Monday, 1 December 2014

Clumber Park's restored Long Range Glasshouse on the last day in November

Yesterday was sensationally bright after a few miserable days. The Walled Kitchen Garden at Clumber Park, Nottinghamshire, is remarkable in summer, spring and autumn. But unless one is delighted by clean vegetable beds - and there is an attraction - then the completely restored Long Range Glasshouse, a grade 11 listed building and the longest continuous greenhouse belonging to the National Trust, is the place to be.
All the shrubs and herbaceous borders have been cleaned up for winter.
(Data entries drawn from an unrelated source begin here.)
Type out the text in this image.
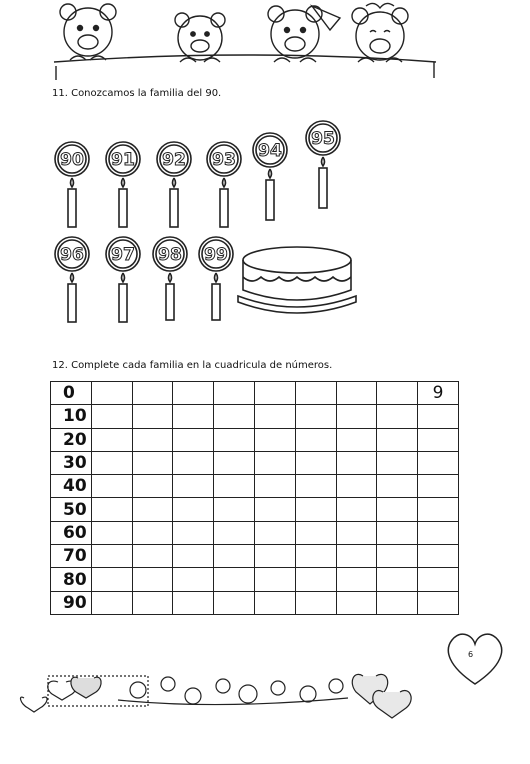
11. Conozcamos la familia del 90.
90 91 92 93 94
95
96 97 98 99
12. Complete cada familia en la cuadricula de números.
0									9
10									
20									
30									
40									
50									
60									
70									
80									
90									
6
I have other photographs of them in their glory for another post.
"The Gourd, the Bad and the Ugly" was the caption for masses of these colourful squash, pumpkin and gourd.
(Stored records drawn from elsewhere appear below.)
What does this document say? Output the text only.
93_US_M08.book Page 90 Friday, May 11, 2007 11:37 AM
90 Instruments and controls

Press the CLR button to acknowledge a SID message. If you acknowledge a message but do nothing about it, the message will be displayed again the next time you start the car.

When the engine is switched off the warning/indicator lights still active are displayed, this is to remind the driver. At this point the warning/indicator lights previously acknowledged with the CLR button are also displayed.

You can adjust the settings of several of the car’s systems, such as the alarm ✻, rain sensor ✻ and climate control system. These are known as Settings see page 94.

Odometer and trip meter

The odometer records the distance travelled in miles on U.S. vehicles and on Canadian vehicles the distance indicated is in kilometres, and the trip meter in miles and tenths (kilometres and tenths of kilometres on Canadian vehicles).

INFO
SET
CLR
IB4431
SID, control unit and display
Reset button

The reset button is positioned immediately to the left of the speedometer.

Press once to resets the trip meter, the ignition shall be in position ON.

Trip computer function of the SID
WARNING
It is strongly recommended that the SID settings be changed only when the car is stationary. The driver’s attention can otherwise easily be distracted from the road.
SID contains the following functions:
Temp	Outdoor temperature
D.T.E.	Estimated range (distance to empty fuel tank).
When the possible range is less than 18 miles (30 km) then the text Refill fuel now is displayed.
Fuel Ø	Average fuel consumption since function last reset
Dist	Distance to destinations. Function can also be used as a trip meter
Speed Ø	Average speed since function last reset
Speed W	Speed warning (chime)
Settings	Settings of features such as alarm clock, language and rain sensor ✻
Everything has been painted and original woodwork retained wherever possible, a heck of a job when the sun shone from what I could see.
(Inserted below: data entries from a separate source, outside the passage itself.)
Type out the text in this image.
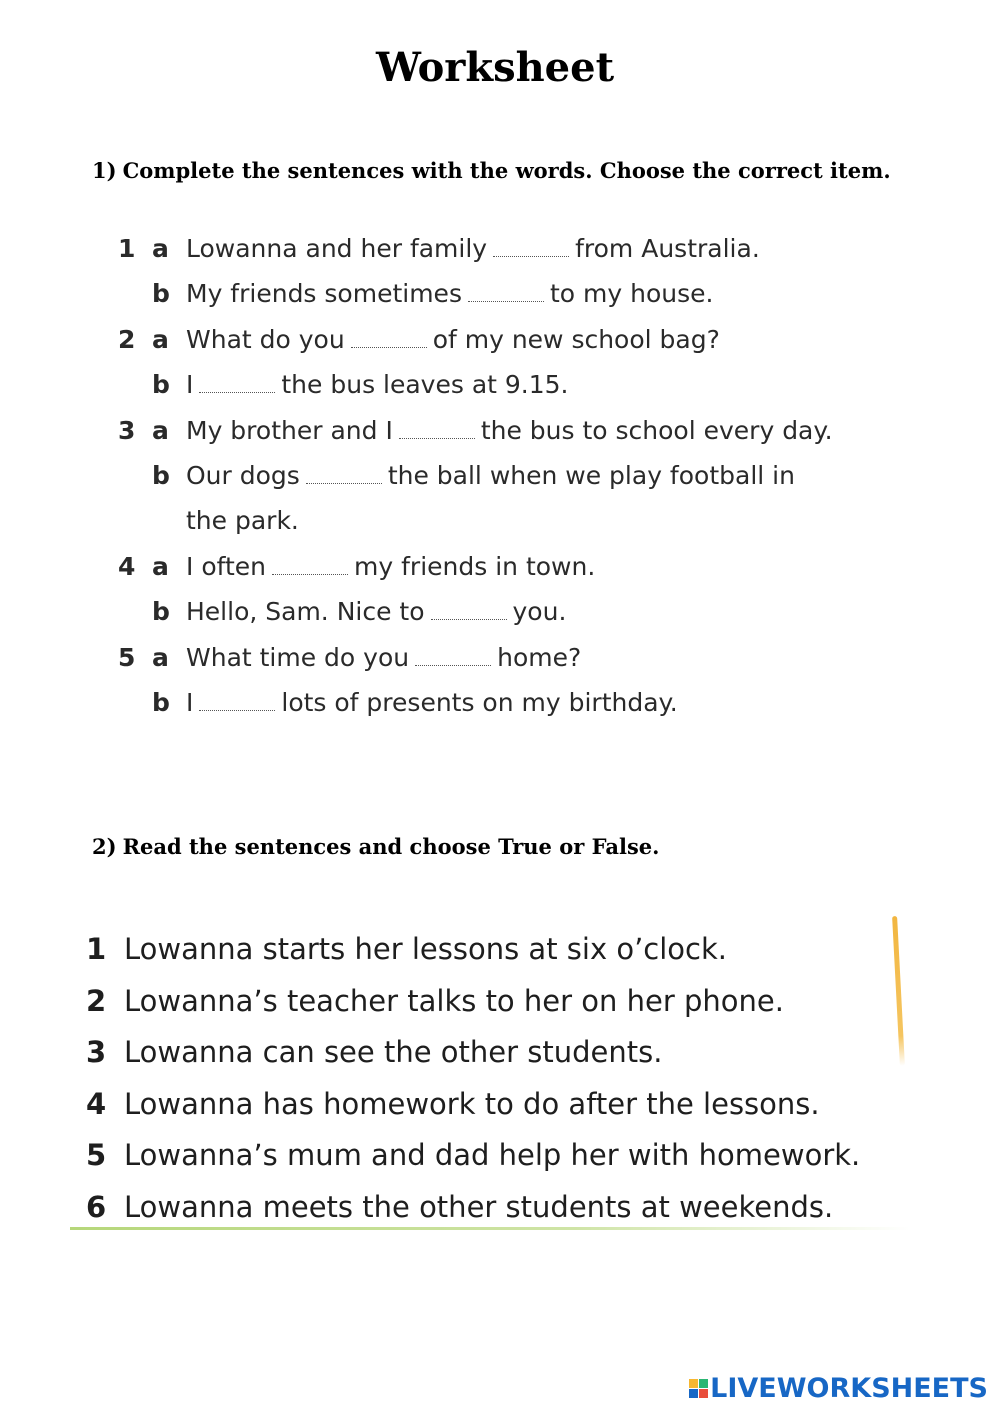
Worksheet
1) Complete the sentences with the words. Choose the correct item.
1 a Lowanna and her family	from Australia.
b My friends sometimes	to my house.
2 a What do you	of my new school bag?
b I	the bus leaves at 9.15.
3 a My brother and I	the bus to school every day.
b Our dogs	the ball when we play football in the park.
4 a I often	my friends in town.
b Hello, Sam. Nice to	you.
5 a What time do you	home?
b I	lots of presents on my birthday.
2) Read the sentences and choose True or False.
1 Lowanna starts her lessons at six o’clock.
2 Lowanna’s teacher talks to her on her phone.
3 Lowanna can see the other students.
4 Lowanna has homework to do after the lessons.
5 Lowanna’s mum and dad help her with homework.
6 Lowanna meets the other students at weekends.
LIVEWORKSHEETS
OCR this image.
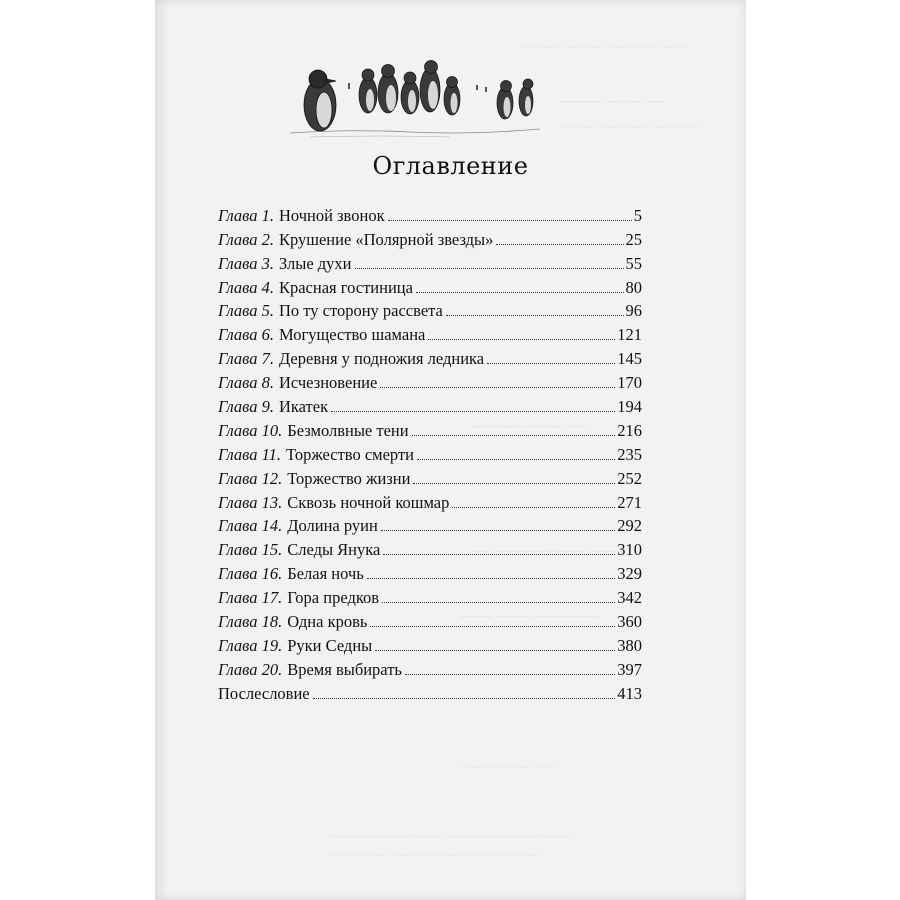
———— ——— ————— ——
———— ——— ——
——— ————— ————
————— ——— ——
—— ————— ——— ———
——— ——— ——————
——— ——— ——
——————— ——— ———————— ———
————— ——— ——————— ———
Оглавление
Глава 1. Ночной звонок	5
Глава 2. Крушение «Полярной звезды»	25
Глава 3. Злые духи	55
Глава 4. Красная гостиница	80
Глава 5. По ту сторону рассвета	96
Глава 6. Могущество шамана	121
Глава 7. Деревня у подножия ледника	145
Глава 8. Исчезновение	170
Глава 9. Икатек	194
Глава 10. Безмолвные тени	216
Глава 11. Торжество смерти	235
Глава 12. Торжество жизни	252
Глава 13. Сквозь ночной кошмар	271
Глава 14. Долина руин	292
Глава 15. Следы Янука	310
Глава 16. Белая ночь	329
Глава 17. Гора предков	342
Глава 18. Одна кровь	360
Глава 19. Руки Седны	380
Глава 20. Время выбирать	397
Послесловие	413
Chrysanthemum Ragomante looked far better cascading down than it did sticking out of a pot. And I give the name on the label. I am unable to discover the variety on the web.
A much more conventional, fresh chrysanthemum.
The potting shed is full of clay pots of every description.
Even in winter the glasshouse is glorious on a bright day with Christmas lanterns hanging in preparation for one of the Trust's many activities. A future trip with the grandchildren?
Oh deer!
Deer deer deer.
In the autumn the building is full of grapes and tomatoes. Now it is pelargoniums to touch for the scent or to feast the eyes. A refuge from the cold in winter, not that the day was cold at all, anything but.
The central section is quite regal.
A Clumber Christmas full of gourd things. (My original caption offered, with love, to the Trust.)